ハッシーの地方競馬セレクション(10/20)「第31回埼玉新聞栄冠賞(SIII)」(浦和) (1/2ページ)
粗削りな競馬ながらも・・・。先週川崎競馬場でおこなわれた「第20回鎌倉記念(SII)」。本命に推したママママカロニは、まずまずのスタートを切ったが、激しいポジション争いに巻き込まれ窮屈になる不利。それでも道中は5番手からの競馬で、3コーナー手前から仕掛け始めると、着実に先頭との差を詰めて行ったが、勢いが付きすぎて4コーナーで膨れてしまうロス。立て直されて追い込んでいったが、差し切るには至らず2着まで。初の川崎競馬場、初の左回り、初の1500m戦、初の55kgの斤量と初物尽くしの中、不利もあり厳しい競馬だったが力は見せた。粗削りなところが多くてこの走りだけに、将来が楽しみな一頭だ。

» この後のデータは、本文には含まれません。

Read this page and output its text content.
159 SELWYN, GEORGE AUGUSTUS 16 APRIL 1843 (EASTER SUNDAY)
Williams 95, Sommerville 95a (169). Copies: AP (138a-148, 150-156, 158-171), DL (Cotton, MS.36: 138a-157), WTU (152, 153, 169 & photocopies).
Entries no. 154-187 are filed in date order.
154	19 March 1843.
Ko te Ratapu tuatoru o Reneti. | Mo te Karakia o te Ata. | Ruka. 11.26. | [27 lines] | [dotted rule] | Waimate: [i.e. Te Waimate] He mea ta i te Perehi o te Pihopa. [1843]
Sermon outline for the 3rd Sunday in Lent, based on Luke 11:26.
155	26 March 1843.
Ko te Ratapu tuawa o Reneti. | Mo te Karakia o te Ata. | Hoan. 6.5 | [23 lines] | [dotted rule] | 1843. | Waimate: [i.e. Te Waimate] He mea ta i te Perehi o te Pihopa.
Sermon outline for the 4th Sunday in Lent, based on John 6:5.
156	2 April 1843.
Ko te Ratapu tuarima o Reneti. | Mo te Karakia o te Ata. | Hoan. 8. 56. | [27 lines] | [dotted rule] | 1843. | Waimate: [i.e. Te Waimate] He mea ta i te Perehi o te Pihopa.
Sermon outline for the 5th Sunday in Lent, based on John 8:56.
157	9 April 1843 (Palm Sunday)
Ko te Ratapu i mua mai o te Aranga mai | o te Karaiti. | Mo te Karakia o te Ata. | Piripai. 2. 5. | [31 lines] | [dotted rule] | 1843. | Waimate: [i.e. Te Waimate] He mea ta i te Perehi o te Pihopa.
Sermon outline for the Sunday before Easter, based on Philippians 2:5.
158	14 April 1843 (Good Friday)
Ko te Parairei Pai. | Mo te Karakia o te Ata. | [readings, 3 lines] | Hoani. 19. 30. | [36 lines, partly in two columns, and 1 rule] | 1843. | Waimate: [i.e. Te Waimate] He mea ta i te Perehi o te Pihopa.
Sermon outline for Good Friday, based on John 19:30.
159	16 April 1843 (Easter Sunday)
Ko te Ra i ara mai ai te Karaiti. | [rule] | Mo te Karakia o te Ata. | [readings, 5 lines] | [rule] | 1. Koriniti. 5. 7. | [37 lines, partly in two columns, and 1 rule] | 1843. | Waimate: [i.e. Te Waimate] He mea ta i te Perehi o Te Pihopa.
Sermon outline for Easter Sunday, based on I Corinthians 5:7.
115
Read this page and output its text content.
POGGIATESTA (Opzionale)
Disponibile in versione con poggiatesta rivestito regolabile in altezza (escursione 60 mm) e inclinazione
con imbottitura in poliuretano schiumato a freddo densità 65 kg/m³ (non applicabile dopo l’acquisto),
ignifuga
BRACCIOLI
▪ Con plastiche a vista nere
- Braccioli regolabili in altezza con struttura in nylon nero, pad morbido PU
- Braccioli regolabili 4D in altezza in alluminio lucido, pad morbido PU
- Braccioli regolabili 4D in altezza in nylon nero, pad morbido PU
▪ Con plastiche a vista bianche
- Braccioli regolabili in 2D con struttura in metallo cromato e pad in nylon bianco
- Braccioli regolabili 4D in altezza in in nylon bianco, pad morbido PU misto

さて、今週は「第31回埼玉新聞栄冠賞(SIII)」が浦和競馬場でおこなわれる。
本命に推すのは、こちらも復活を果たした昨年の東京ダービー馬エメリミット。昨年は東京ダービー(SI)を制し、南関東の大将として挑んだジャパンダートダービー(JpnI)でも6着と力を見せたが、次走オープン競走で6頭立ての5着になると、その後4戦は10着→7着→5着→11着と良いところなく敗れていた。それでも一息入れられた3走前は、1000m通過からペースが上がり続けた厳しいラップの中、最後の1ハロンは急激に落ちたものの2番手からの競馬で勝ち切った内容は着差以上に強かった。その後はひまわり賞で2着に敗れたものの、これは距離が短かったため。前走の東京記念(SI)では、勝ちに行って直線早めに先頭に立ち、目標にされてしまったため差されて2着に敗れたが、一度は1馬身差ほど付けられた差を盛り返してクビ差まで詰めており、本馬の底力を見せた。ここ3戦は馬体重を増やしており、レースぶりにも確かな成長が見られ今が充実期。今回も十分勝ち負けになるだろう。
相手本線はフィアットルクス。大井移籍後は19戦14勝2着3回3着1回で、複勝圏内を外したのも4着が1回と底を見せていない本馬。前走の東京記念(SI)は3着に敗れたが、淀みのない流れを2番手からの競馬で、3コーナーあたりでは早めに後続が来たため仕掛けざるを得ない厳しい競馬となった。それでも直線はしぶとく粘って勝ち馬から0秒3差の3着だから評価できる。